In Chapel Hill, spring came early and always smelled like honeysuckle and asphalt. It was 1991, and Maggie Dalton had just turned seventeen. She lived off Estes Drive, in a split-level house where the living room had UNC basketball posters that had been up since Dean Smith’s heyday. Her dad was an obsessive Tar Heel, her mom worked part-time at the Ackland Art Museum, and Maggie? Maggie just wanted out.

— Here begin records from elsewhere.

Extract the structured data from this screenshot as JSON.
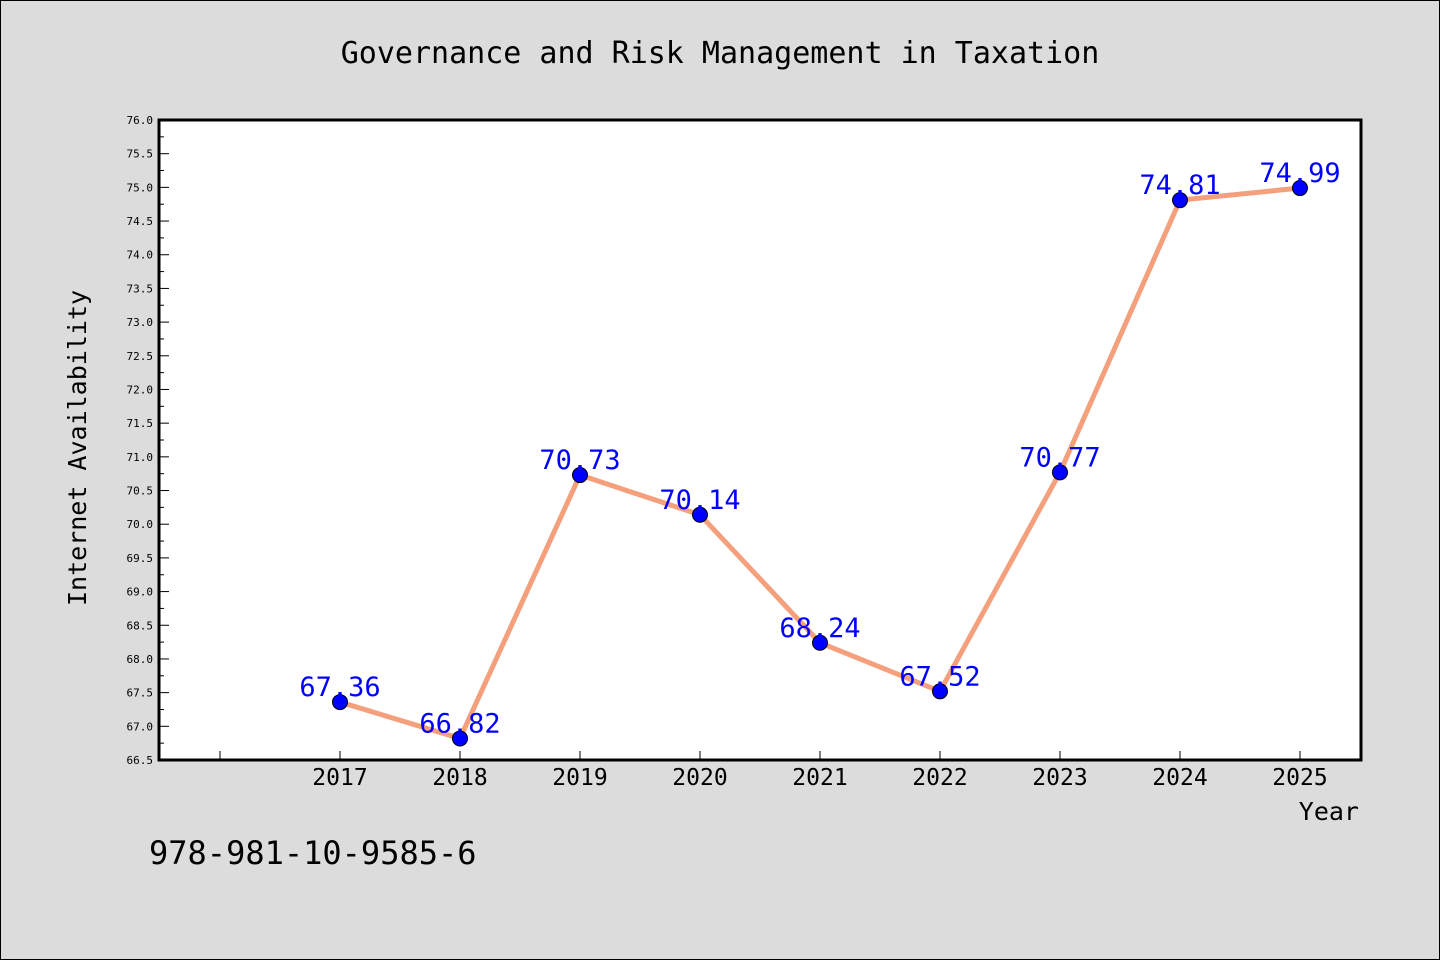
{
  "chart_data": {
    "type": "line",
    "title": "Governance and Risk Management in Taxation",
    "xlabel": "Year",
    "ylabel": "Internet Availability",
    "categories": [
      "2017",
      "2018",
      "2019",
      "2020",
      "2021",
      "2022",
      "2023",
      "2024",
      "2025"
    ],
    "values": [
      67.36,
      66.82,
      70.73,
      70.14,
      68.24,
      67.52,
      70.77,
      74.81,
      74.99
    ],
    "data_labels": [
      "67.36",
      "66.82",
      "70.73",
      "70.14",
      "68.24",
      "67.52",
      "70.77",
      "74.81",
      "74.99"
    ],
    "ylim": [
      66.5,
      76.0
    ],
    "yticks": [
      "66.5",
      "67.0",
      "67.5",
      "68.0",
      "68.5",
      "69.0",
      "69.5",
      "70.0",
      "70.5",
      "71.0",
      "71.5",
      "72.0",
      "72.5",
      "73.0",
      "73.5",
      "74.0",
      "74.5",
      "75.0",
      "75.5",
      "76.0"
    ],
    "grid": false,
    "colors": {
      "line": "#f4a07c",
      "marker": "#0000ff",
      "label": "#0000ff",
      "background": "#dcdcdc",
      "plot_area": "#ffffff"
    }
  },
  "footer": {
    "isbn": "978-981-10-9585-6"
  }
}
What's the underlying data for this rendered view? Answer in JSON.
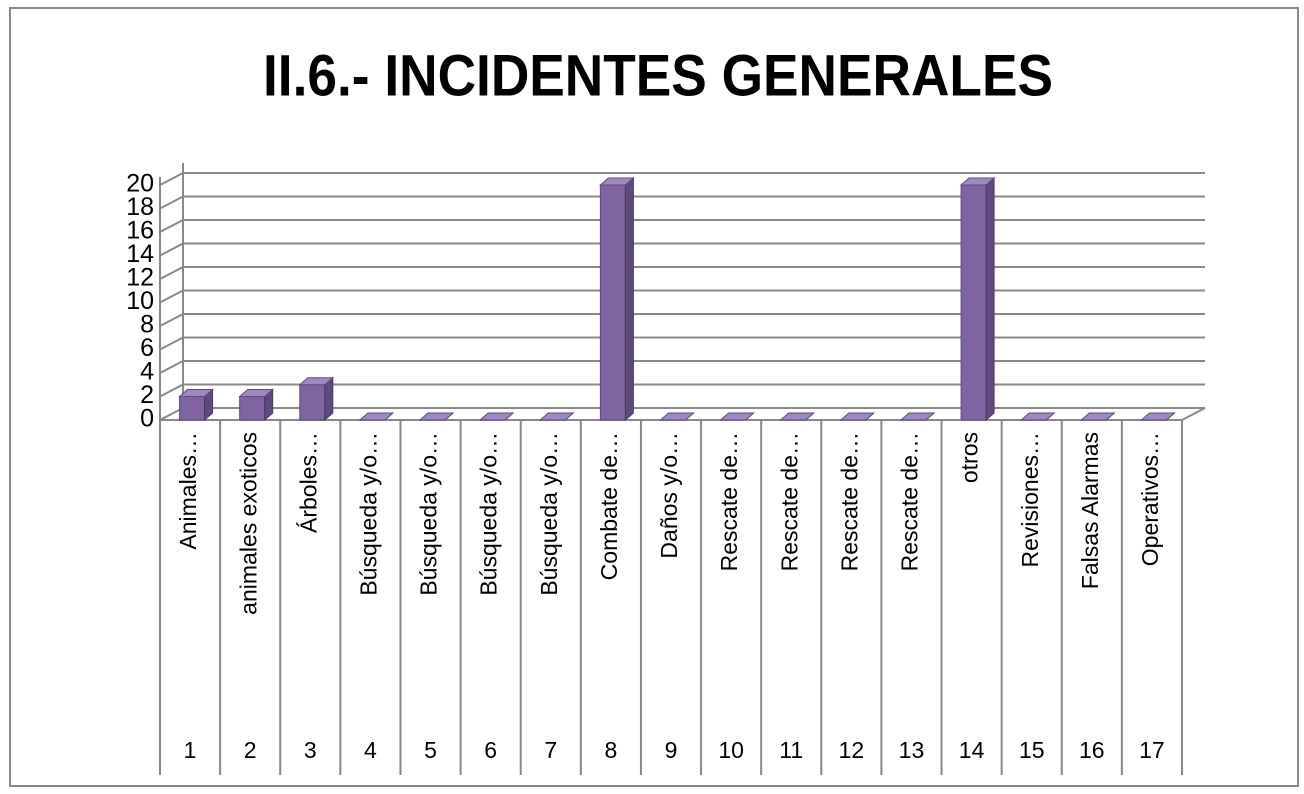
{
  "chart_data": {
    "type": "bar3d",
    "title": "II.6.- INCIDENTES GENERALES",
    "categories": [
      "Animales…",
      "animales exoticos",
      "Árboles…",
      "Búsqueda y/o…",
      "Búsqueda y/o…",
      "Búsqueda y/o…",
      "Búsqueda y/o…",
      "Combate de…",
      "Daños y/o…",
      "Rescate de…",
      "Rescate de…",
      "Rescate de…",
      "Rescate de…",
      "otros",
      "Revisiones…",
      "Falsas Alarmas",
      "Operativos…"
    ],
    "category_groups": [
      "1",
      "2",
      "3",
      "4",
      "5",
      "6",
      "7",
      "8",
      "9",
      "10",
      "11",
      "12",
      "13",
      "14",
      "15",
      "16",
      "17"
    ],
    "values": [
      2,
      2,
      3,
      0,
      0,
      0,
      0,
      20,
      0,
      0,
      0,
      0,
      0,
      20,
      0,
      0,
      0
    ],
    "color": "#8064a2",
    "ylim": [
      0,
      20
    ],
    "yticks": [
      0,
      2,
      4,
      6,
      8,
      10,
      12,
      14,
      16,
      18,
      20
    ],
    "grid": true
  }
}
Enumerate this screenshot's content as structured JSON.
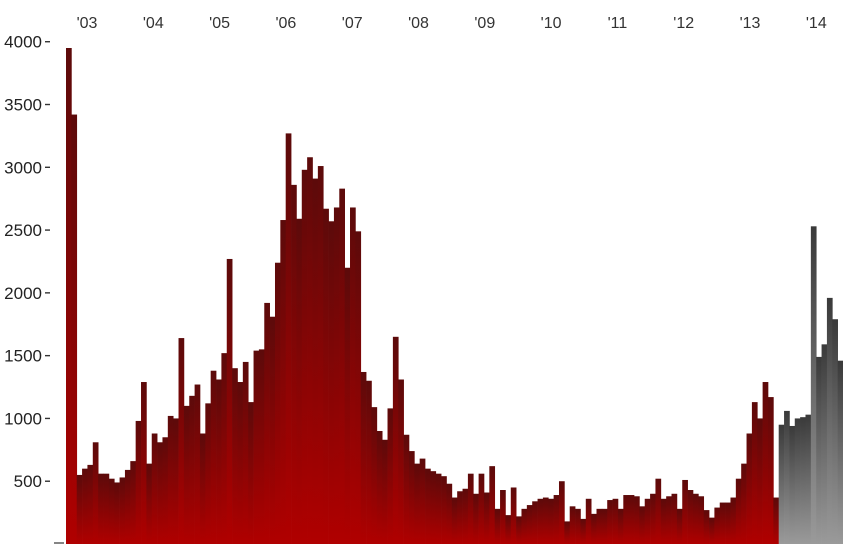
{
  "chart_data": {
    "type": "bar",
    "title": "",
    "xlabel": "",
    "ylabel": "",
    "ylim": [
      0,
      4000
    ],
    "grid": false,
    "y_ticks": [
      {
        "value": 4000,
        "label": "4000"
      },
      {
        "value": 3500,
        "label": "3500"
      },
      {
        "value": 3000,
        "label": "3000"
      },
      {
        "value": 2500,
        "label": "2500"
      },
      {
        "value": 2000,
        "label": "2000"
      },
      {
        "value": 1500,
        "label": "1500"
      },
      {
        "value": 1000,
        "label": "1000"
      },
      {
        "value": 500,
        "label": "500"
      }
    ],
    "x_labels": [
      "'03",
      "'04",
      "'05",
      "'06",
      "'07",
      "'08",
      "'09",
      "'10",
      "'11",
      "'12",
      "'13",
      "'14"
    ],
    "colors": {
      "historical_top": "#5c0a0a",
      "historical_bottom": "#b00000",
      "recent_top": "#3a3a3a",
      "recent_bottom": "#9a9a9a"
    },
    "series": [
      {
        "values": [
          3950,
          3420,
          550,
          600,
          630,
          810,
          560,
          560,
          520,
          490,
          530,
          590,
          660,
          980,
          1290,
          640,
          880,
          810,
          850,
          1020,
          1000,
          1640,
          1100,
          1180,
          1270,
          880,
          1120,
          1380,
          1310,
          1520,
          2270,
          1400,
          1290,
          1450,
          1130,
          1540,
          1550,
          1920,
          1810,
          2240,
          2580,
          3270,
          2860,
          2590,
          2980,
          3080,
          2910,
          3010,
          2670,
          2570,
          2680,
          2830,
          2200,
          2680,
          2490,
          1370,
          1300,
          1090,
          900,
          830,
          1080,
          1650,
          1310,
          870,
          740,
          640,
          680,
          600,
          580,
          560,
          540,
          480,
          370,
          420,
          440,
          560,
          400,
          560,
          410,
          620,
          280,
          430,
          230,
          450,
          220,
          280,
          310,
          340,
          360,
          370,
          360,
          390,
          500,
          180,
          300,
          280,
          200,
          360,
          240,
          280,
          280,
          350,
          360,
          280,
          390,
          390,
          380,
          300,
          360,
          400,
          520,
          360,
          380,
          400,
          280,
          510,
          430,
          400,
          380,
          270,
          210,
          290,
          330,
          330,
          370,
          520,
          640,
          880,
          1130,
          1000,
          1290,
          1170,
          370
        ]
      },
      {
        "values": [
          950,
          1060,
          940,
          1000,
          1010,
          1030,
          2530,
          1490,
          1590,
          1960,
          1790,
          1460
        ]
      }
    ]
  }
}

At East Chapel Hill High, Maggie was known mostly for two things: her cassette collection and her Honda Civic, which had a cracked sunroof and bumper stickers that read Save the Planet and R.E.M. Was Better Before Green. She wasn’t a rebel—at least not loud about it. But she kept to herself, wrote in spiral-bound notebooks, and spent most of her time at the Schoolkids Records shop on Franklin Street. Her favorite place, though, was the hill behind Kenan Stadium, where she’d go after school to sketch and listen to the college radio station, WXYC, through a battered Walkman with one working earbud.

One March afternoon, while waiting in line at Sutton’s Drug Store for a cherry Coke, she met David Kim, a junior who had just moved from Greensboro. He was quiet, wore oversized flannel button-downs even when it was warm, and carried a camera everywhere. Maggie noticed he was reading Slaughterhouse-Five, and without really thinking, blurted, “That book ruined me in the best way.” He looked up, blinked, and smiled like she’d just spoken the secret password to an invisible club.

From then on, they became a sort of Chapel Hill folklore—Maggie and David. They weren’t exactly dating, but everyone knew they were something. They’d sit under the dogwood trees near the Bell Tower after school, swapping mixtapes and talking about dreams that felt too big for a college town. David wanted to make films, told her he saw the world in frames. Maggie just wanted to get to Seattle, or maybe Asheville, anywhere the air didn’t smell like pine and potential disappointment.

Their spot became the rooftop of the Varsity Theatre on East Franklin. David found the ladder one night after a screening of My Own Private Idaho, and every Friday, they’d climb up with a blanket, a thermos of coffee, and a portable tape player. They’d lie there, looking up at the Carolina blue sky, talking about the future like it was already a memory.

But May came fast. David’s family was relocating again—this time to Chicago. His dad had taken a research position at Northwestern. They didn’t make it dramatic. No big last kiss or promises to write letters. Just one final mixtape, labeled Rooftop Ending, handed to her in the parking lot of Merritt’s Grill, along with a roll of photos he’d taken of her that she hadn’t known about.

Maggie didn’t cry. Not until she played the tape that night in the Civic, parked under the stars at the top of Laurel Hill. It started with The Cure’s “Pictures of You,” and then a crackly recording of David’s voice saying, “You’re gonna make it out of here, Maggie. Just don’t forget the sky.”

Years later, when she was living in Asheville and working at a little bookstore with a view of the mountains, she’d still think about that rooftop. About dogwood trees and used record stores and spring days when the sky felt like anything was possible. And once in a while, she’d pop in that tape and remember what it was like to be seventeen in Chapel Hill, North Carolina—with the sky above and the world waiting below.